TERAMO - Domani la Società del Teatro "Riccitelli" presenterà la propria stagione di prosa, intanto non lascia cadere nel vuoto il diktat di Abruzzo Circuito Spettacolo, lanciato attraverso la parole del suo direttore Eleonora Coccagna: «Appare strano - si legge nel comunicato della Riccitelli - l’accanimento nel voler impedire alla Riccitelli, dopo 12 anni, il regolare svolgimento delle sue attività istituzionali nell’ambito del teatro di prosa, la Stagione di Prosa appunto, un piccolo miracolo di successo artistico e di pubblico che oggi, non a caso, si vuole intenzionalmente distruggere per utilizzarne e strumentalizzarne le conseguenze».

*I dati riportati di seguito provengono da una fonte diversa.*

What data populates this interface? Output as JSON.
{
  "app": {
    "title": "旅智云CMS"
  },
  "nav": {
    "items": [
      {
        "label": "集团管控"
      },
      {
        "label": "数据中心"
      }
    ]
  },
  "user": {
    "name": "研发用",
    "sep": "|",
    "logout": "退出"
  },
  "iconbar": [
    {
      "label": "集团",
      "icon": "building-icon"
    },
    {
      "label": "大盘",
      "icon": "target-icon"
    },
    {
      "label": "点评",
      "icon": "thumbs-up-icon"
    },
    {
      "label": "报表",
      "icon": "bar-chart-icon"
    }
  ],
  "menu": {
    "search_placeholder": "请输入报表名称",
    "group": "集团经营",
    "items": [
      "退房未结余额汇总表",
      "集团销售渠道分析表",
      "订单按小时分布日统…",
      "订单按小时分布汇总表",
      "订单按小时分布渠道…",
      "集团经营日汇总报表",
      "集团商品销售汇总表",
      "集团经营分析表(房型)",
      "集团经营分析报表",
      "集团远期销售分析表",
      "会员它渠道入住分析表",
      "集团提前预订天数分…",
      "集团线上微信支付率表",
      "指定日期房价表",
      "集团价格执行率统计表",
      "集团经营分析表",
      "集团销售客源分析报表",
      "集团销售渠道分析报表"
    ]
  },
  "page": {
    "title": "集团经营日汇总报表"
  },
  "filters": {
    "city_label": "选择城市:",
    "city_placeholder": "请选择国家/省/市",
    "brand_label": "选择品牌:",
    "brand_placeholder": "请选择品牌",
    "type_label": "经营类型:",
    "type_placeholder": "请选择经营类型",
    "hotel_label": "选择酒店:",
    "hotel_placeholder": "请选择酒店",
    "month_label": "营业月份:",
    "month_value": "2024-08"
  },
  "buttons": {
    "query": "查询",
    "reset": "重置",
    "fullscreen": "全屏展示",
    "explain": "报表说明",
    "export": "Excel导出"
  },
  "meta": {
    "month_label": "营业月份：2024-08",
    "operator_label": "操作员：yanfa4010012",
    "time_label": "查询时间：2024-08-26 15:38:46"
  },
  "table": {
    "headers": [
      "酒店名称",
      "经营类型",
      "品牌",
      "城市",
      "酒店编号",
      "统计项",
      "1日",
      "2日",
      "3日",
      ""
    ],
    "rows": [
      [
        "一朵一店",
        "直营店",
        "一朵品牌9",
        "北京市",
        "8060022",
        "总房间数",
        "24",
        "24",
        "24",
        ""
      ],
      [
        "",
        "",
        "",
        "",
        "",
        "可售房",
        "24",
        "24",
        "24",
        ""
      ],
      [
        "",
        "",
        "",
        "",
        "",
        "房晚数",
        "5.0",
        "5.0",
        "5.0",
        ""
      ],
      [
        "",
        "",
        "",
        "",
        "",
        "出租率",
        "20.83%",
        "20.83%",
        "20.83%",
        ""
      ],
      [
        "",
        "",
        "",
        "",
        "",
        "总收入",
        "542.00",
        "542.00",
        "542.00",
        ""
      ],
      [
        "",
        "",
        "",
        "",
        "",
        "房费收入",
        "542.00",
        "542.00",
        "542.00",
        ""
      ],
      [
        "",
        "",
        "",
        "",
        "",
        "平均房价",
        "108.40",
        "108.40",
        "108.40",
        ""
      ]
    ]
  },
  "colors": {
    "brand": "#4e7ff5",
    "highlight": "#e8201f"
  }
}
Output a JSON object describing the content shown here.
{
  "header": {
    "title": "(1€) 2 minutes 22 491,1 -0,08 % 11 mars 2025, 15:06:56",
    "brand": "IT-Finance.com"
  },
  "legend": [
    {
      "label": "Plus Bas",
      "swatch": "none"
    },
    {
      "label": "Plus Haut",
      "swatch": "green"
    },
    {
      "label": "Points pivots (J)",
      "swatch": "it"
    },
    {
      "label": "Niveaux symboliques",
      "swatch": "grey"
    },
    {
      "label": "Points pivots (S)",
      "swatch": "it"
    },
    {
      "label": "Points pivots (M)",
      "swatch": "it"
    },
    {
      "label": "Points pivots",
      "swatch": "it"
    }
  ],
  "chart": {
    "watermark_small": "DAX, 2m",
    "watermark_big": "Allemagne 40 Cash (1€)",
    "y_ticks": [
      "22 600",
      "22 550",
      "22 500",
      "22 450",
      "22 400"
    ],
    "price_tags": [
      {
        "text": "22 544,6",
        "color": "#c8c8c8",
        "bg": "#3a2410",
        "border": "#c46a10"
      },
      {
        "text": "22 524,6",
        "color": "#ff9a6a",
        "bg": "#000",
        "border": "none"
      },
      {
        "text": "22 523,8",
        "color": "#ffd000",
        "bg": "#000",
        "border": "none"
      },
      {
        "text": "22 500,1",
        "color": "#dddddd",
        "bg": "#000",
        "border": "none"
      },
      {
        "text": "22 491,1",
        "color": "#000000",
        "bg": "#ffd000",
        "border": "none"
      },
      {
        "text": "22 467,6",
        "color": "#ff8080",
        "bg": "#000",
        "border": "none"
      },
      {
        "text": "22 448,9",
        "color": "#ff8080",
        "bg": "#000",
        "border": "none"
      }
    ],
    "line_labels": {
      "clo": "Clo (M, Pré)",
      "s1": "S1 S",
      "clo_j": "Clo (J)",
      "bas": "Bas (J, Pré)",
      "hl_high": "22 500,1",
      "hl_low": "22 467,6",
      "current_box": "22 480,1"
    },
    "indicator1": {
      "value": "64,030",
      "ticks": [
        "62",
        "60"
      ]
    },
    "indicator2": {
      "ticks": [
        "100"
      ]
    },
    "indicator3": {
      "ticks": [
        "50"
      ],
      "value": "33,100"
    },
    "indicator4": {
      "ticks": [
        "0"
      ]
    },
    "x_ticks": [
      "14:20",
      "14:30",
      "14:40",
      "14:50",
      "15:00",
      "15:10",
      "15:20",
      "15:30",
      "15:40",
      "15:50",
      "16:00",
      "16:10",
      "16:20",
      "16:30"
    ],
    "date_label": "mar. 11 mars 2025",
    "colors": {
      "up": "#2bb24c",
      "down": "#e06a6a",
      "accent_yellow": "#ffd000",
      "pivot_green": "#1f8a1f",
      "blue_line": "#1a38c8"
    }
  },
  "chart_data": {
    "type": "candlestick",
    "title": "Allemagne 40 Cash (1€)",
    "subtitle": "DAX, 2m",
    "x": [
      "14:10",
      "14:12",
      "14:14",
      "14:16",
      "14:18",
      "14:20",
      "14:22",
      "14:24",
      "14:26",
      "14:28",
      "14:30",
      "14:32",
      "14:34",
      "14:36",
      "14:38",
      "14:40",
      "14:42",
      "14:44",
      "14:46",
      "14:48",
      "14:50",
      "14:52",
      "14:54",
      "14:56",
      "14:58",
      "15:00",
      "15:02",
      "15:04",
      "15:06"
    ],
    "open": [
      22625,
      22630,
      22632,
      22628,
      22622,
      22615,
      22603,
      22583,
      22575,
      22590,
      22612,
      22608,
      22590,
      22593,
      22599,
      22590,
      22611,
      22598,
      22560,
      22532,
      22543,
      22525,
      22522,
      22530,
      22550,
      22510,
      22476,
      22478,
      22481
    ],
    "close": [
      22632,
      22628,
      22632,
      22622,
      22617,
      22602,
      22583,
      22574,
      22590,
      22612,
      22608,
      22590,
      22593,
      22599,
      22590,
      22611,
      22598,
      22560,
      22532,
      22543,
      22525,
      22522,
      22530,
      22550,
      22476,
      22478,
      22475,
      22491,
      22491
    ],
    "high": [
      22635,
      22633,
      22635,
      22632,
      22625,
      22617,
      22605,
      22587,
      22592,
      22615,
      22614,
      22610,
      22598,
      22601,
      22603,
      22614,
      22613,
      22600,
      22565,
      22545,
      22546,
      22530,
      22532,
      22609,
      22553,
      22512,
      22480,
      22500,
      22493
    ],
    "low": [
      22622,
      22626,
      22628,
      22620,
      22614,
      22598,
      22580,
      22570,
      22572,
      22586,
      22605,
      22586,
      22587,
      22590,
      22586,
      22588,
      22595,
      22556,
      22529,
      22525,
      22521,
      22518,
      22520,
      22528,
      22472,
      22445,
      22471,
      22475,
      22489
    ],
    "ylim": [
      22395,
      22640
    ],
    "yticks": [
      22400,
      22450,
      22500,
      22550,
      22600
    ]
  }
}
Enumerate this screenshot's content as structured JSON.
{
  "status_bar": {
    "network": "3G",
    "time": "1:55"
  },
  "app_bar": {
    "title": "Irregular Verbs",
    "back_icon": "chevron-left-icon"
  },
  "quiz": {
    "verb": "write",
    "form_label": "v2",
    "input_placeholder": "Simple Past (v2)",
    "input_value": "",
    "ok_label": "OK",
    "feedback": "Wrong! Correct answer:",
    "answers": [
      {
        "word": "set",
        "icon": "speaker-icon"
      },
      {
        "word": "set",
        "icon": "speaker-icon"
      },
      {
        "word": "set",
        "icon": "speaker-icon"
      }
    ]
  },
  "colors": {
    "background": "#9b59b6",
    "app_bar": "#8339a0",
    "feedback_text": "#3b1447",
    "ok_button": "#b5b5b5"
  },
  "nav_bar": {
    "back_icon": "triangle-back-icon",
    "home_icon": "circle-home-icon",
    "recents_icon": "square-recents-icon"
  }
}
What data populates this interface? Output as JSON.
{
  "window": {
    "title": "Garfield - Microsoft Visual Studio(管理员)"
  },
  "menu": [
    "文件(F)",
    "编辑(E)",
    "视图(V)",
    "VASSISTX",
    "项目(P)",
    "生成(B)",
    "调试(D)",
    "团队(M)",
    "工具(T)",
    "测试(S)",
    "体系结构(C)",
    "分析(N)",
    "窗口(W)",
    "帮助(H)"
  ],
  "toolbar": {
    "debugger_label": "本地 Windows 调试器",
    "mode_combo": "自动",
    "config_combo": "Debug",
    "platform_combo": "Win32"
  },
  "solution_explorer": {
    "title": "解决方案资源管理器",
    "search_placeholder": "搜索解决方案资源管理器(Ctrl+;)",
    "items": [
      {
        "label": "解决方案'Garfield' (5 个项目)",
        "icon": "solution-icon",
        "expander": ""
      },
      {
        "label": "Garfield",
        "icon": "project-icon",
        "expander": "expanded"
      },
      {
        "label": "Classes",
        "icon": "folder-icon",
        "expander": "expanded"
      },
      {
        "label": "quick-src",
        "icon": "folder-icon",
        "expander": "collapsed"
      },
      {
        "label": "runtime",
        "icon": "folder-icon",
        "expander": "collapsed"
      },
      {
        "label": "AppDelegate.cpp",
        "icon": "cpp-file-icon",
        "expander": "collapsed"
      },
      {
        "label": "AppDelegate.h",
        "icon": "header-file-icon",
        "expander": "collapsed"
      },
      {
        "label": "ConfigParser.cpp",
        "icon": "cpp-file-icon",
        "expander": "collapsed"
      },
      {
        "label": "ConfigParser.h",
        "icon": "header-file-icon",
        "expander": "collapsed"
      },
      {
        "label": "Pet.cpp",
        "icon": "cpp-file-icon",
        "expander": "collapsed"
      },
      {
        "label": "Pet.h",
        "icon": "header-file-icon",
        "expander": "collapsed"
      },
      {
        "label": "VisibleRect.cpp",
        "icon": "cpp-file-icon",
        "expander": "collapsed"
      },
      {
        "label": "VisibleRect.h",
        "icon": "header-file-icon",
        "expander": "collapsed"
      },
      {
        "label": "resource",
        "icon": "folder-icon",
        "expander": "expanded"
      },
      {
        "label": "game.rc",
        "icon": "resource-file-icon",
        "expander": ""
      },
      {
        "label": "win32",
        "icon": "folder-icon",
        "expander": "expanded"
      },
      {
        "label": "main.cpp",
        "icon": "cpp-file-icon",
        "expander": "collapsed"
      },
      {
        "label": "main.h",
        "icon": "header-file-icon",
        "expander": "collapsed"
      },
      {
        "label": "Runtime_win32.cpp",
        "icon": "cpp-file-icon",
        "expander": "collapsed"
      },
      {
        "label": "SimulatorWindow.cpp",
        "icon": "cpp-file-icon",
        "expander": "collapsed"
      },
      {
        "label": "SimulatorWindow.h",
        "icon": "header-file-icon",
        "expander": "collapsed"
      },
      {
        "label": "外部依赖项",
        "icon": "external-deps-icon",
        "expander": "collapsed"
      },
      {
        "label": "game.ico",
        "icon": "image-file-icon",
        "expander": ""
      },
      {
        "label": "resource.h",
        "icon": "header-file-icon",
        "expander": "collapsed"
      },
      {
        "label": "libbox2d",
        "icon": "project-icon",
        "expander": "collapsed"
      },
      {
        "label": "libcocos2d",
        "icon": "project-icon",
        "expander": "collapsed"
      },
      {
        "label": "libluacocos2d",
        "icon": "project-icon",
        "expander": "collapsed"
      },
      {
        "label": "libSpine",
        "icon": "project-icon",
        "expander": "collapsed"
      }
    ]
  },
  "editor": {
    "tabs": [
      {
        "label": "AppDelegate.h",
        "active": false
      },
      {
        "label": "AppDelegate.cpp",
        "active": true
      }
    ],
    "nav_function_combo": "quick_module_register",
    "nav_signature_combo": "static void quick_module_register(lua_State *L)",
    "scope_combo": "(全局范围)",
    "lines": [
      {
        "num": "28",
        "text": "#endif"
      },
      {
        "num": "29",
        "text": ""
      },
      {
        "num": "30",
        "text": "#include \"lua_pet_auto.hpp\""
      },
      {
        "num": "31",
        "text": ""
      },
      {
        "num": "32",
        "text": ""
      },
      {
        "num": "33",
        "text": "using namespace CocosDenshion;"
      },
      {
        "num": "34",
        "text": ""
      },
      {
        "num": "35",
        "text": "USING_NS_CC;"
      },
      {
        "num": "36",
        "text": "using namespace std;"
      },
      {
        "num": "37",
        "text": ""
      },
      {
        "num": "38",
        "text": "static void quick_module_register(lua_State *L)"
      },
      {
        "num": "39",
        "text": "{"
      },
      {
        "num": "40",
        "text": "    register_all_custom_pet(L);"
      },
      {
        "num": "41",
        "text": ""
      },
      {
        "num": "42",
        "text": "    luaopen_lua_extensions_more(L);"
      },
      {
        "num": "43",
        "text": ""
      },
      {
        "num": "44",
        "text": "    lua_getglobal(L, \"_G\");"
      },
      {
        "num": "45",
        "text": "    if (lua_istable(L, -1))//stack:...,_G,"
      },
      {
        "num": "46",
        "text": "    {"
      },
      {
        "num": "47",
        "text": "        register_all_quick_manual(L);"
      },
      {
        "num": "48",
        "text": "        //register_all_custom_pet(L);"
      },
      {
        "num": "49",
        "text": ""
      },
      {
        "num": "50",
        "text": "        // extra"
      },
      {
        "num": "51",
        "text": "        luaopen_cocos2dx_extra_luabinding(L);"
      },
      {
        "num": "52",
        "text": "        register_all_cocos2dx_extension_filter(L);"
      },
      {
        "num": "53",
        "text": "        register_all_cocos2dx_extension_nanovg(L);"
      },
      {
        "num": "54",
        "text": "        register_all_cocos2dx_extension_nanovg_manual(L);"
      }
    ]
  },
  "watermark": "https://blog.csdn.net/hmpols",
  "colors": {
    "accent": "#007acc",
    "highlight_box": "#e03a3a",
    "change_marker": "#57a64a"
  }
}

Minacciosa è stata l'affermazione di Acs che ci sarà una sola stagione della prosa a Teramo: «Se il Teatro Comunale di Teramo appartiene alla città, la Riccitelli, come ogni altra istituzione o associazione, non può averne precluso l’utilizzo - si legge nella nota -. Se la cultura, l’arte, il teatro, sono non soltanto un patrimonio individuale e collettivo ma sinonimi di pensiero libero, di rispetto, di formazione e rafforzamento di senso civico e di educazione, di tolleranza, di libertà, allora nessuno dica a nessuno cosa può e soprattutto cosa non può fare. Ci si può lecitamente chiedere: con quale diritto, con quale arroganza, ci si attribuisce il potere di tali decisioni?» - chiude la nota della Ricciteli, che annuncia il varo della stagione nell'incontro di domani, dove «si parlerà solo di teatro per festeggiare il teatro, con la gioia, l’emozione e il disinteresse che appartengono da sempre alla Riccitelli».